In one of the largest data leaks in social media history, Cambridge Analytica, a London-based political consulting firm linked with US President Donald Trump’s 2016 election campaign, allegedly extracted Facebook data from 50 million user accounts without consent. A loophole in the social network’s application programming interface or API allowed a third-party to collect data through its apps of not only the app users but also from their friends network. The firm is accused of creating psychological profiles to influence how people vote or even think about politics and society or “behavioural microtargeting with psychographic messaging” that could have affected the polls.
The exposé, which prompted Facebook CEO Mark Zuckerberg to publicly apologise for the “breach of trust” was done by a whistleblower who has also claimed illegal funding by the Brexit campaigners, that questions the legality of the referendum, besides triggering a debate on data privacy practices across the world. A rare probe has been launched by the US Federal Trade Commission. In India, data theft allegations reached Prime Minister’s doorstep, with a French researcher tweeting that Prime Minister's official application “NarendraModi.in” has been sending personal information of its users to a third-party data analytics website in.wzrkt.com without the users’ consent. (Down To Earth tried accessing in.wzrkt.com but it failed to open and the google listing for the site said “no information is available for this page”). Fact-checking website Alt News verified the claim and found it to be true despite the privacy policy in place then that clearly stated “Your personal information and contact details shall remain confidential and shall not be used for any purpose other than our communication with you. The information shall not be provided to third parties in any manner whatsoever without your consent.” It was, however, changed, without any user intimation, to: “Certain information may be processed by third party services to offer you a better experience.”
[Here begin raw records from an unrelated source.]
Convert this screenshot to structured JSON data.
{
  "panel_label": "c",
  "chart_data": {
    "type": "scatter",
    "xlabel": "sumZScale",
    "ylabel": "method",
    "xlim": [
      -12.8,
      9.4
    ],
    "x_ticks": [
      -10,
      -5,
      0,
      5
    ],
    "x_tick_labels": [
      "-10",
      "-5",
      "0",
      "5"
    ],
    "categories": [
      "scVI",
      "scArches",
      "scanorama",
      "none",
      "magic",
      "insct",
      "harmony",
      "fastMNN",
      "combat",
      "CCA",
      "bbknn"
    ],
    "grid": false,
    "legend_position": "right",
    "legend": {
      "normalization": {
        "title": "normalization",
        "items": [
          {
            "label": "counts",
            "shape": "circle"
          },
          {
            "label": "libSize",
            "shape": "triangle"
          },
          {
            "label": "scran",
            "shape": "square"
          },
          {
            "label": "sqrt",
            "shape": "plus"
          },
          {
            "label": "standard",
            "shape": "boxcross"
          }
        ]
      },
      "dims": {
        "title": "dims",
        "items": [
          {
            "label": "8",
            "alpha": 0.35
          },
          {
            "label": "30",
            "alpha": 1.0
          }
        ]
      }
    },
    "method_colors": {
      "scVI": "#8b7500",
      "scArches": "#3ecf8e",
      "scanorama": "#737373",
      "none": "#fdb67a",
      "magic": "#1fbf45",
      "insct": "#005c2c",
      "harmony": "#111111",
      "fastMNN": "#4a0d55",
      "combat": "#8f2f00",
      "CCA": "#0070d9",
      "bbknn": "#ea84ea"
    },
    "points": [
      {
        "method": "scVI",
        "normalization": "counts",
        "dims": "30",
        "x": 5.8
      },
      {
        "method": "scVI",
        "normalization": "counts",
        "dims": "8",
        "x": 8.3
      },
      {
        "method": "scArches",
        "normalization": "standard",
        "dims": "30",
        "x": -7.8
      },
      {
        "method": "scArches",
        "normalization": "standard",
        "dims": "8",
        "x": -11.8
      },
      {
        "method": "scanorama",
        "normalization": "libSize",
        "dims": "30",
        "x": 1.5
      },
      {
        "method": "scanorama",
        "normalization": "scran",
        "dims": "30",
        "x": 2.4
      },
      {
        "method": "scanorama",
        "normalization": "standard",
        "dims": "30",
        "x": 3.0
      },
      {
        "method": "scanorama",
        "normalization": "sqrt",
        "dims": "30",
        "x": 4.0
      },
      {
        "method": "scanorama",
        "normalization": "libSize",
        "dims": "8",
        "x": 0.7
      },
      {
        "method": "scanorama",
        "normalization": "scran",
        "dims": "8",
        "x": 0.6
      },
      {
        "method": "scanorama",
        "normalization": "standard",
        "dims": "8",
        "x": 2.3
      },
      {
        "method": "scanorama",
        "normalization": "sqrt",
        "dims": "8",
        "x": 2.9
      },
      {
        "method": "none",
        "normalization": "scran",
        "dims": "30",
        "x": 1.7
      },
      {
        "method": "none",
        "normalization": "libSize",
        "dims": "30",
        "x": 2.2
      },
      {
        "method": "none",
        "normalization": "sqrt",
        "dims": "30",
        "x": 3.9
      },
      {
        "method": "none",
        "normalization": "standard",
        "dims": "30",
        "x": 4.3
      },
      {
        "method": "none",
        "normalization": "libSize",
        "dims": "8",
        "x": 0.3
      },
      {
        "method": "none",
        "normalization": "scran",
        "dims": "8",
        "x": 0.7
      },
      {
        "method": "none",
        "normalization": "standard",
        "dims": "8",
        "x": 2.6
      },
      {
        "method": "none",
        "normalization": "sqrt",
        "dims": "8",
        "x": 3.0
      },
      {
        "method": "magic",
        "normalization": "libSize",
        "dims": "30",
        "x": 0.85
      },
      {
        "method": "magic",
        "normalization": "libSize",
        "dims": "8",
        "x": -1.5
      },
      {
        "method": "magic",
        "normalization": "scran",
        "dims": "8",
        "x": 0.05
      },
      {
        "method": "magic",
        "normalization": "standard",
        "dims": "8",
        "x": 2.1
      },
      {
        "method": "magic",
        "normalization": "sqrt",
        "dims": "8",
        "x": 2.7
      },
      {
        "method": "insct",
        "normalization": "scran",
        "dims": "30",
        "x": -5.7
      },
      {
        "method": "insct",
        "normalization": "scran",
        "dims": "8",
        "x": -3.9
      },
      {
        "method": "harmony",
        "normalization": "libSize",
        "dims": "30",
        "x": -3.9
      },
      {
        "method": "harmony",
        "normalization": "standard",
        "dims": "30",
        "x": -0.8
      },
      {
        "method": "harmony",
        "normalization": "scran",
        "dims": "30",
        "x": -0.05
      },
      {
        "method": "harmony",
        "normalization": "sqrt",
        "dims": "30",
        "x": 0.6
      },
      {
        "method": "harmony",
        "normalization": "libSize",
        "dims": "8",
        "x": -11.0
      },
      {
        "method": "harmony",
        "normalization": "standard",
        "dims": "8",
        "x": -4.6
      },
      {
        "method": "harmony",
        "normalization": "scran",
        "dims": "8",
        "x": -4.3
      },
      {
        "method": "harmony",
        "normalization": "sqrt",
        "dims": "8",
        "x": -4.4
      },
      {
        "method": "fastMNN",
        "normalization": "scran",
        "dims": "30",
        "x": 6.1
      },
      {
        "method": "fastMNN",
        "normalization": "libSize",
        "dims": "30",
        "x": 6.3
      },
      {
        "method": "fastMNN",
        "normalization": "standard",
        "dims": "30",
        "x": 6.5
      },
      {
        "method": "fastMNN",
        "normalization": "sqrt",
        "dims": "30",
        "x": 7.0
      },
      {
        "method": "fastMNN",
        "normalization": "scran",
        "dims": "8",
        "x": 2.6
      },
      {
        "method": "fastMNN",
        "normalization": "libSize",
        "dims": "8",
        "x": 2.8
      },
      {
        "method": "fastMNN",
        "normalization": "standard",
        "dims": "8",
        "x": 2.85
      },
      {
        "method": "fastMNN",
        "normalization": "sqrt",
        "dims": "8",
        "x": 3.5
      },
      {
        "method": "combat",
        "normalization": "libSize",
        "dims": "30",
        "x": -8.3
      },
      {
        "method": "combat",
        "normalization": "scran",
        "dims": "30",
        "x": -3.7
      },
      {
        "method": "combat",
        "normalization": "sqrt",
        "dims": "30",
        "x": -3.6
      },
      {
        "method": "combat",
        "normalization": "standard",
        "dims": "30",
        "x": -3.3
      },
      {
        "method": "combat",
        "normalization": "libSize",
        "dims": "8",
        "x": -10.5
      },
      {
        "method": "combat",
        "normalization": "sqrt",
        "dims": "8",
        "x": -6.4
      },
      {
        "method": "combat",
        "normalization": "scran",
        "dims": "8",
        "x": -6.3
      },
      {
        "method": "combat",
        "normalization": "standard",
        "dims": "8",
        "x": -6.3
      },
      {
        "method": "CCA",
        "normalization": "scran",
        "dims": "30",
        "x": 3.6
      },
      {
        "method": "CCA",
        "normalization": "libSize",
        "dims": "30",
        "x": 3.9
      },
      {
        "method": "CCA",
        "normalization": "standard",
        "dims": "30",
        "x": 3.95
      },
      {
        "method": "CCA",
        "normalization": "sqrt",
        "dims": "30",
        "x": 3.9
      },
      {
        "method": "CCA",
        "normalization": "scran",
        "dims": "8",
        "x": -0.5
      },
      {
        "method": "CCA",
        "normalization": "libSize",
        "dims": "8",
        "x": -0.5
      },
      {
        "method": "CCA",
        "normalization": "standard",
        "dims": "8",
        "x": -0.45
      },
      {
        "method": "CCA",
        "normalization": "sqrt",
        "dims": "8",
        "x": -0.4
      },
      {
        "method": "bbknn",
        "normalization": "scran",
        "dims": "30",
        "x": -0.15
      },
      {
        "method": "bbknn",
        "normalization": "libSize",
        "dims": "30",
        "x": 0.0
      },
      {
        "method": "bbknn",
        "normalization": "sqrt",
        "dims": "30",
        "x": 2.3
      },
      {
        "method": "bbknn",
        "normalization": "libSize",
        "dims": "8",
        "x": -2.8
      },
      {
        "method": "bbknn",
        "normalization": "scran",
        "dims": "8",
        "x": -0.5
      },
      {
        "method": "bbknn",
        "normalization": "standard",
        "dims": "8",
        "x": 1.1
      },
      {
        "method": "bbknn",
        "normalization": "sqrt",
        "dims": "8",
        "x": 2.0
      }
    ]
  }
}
Pratik Sinha, co-founder of Alt News, says, “The issue becomes much bigger since he (Modi) is the prime minister of the country. At least that is the position people want to trust. And instead of being upfront about it, which at least Facebook was, the privacy policy was secretly changed.”
Even Congress has been facing criticism for its possible link with Cambridge Analytica ahead of the 2019 general elections, with the whistleblower testifying that the party had employed the controversial firm for certain "regional projects".
Sinha says the central issue is that the psychological quiz app that passed on the data to Cambridge Analytica “need not be the only app at that point of time” and that once Facebook digs out details of other apps that had a similar access during the period, “we will see what sort of apps gained that level of data and whether it still exists somewhere and has been utilised for Indian electoral purposes”.
Sinha added that as bad actors are always present in a system who abuse it and its loopholes, the central blame of the data leak falls on Facebook because it was responsible to guard the users’ data. He also raises a question that if Facebook had plugged the gap in 2015 as they claim, for how long is that data valid and how it can be used in influencing elections.
Osama Manzar, Founder and Director, Digital Empowerment Foundation says data privacy protections currently in place are “no longer enough to encompass all the technological advances made in the past two decades”.
“India is in the process of making a data protection law and this process needs to be expedited. The existing provisions in the IT Act are not stringent enough. The law should adopt and adapt the EU's General Data Protection Regulation (GDPR), which is set to come into force this May. The GDPR places strict collection on the purposes that data can be collected and how it can be processed. It has a provision for the right to be forgotten, which ensures that residents can ask that their data be deleted from databases under the right circumstances,” he adds. Google has also recently updated its EU User Consent Policy to reflect the new legal requirements of the GDPR.
Both Sinha and Manzar agree that the way forward is digital literacy and awareness, especially in a country like India where there are many first-time internet users. “A lot of people work with the default settings, so the other question is the know-how. People do want to post pictures and their personal moments (on social media). In that case, we should be well aware of these privacy laws... At the end of the day, you are dealing with your own data. Just the way when you walk out of the bank, you look at your passbook very carefully, (in the digital world) you should be careful about the permissions you are giving to an app. The challenge is that we are not taught through our education as to how to deal with this expression of data,” Sinha says. “Initially, it will need a conscious effort but over the time, it will become a subconscious activity similar to how we look at both left and right while crossing the road.”
Manzar adds that privacy policies need to be understandable by the common people and not be written in complicated, legal language, especially in India that has language barriers and low literacy rates. “Strict onus of accountability needs to be placed on bodies that collect data,” he says, adding that there needs to be a regulation of such platforms “but what is the right kind of regulation needs to be debated. In a country like India, with the current political climate, regulation left solely to the government might do more harm than good.”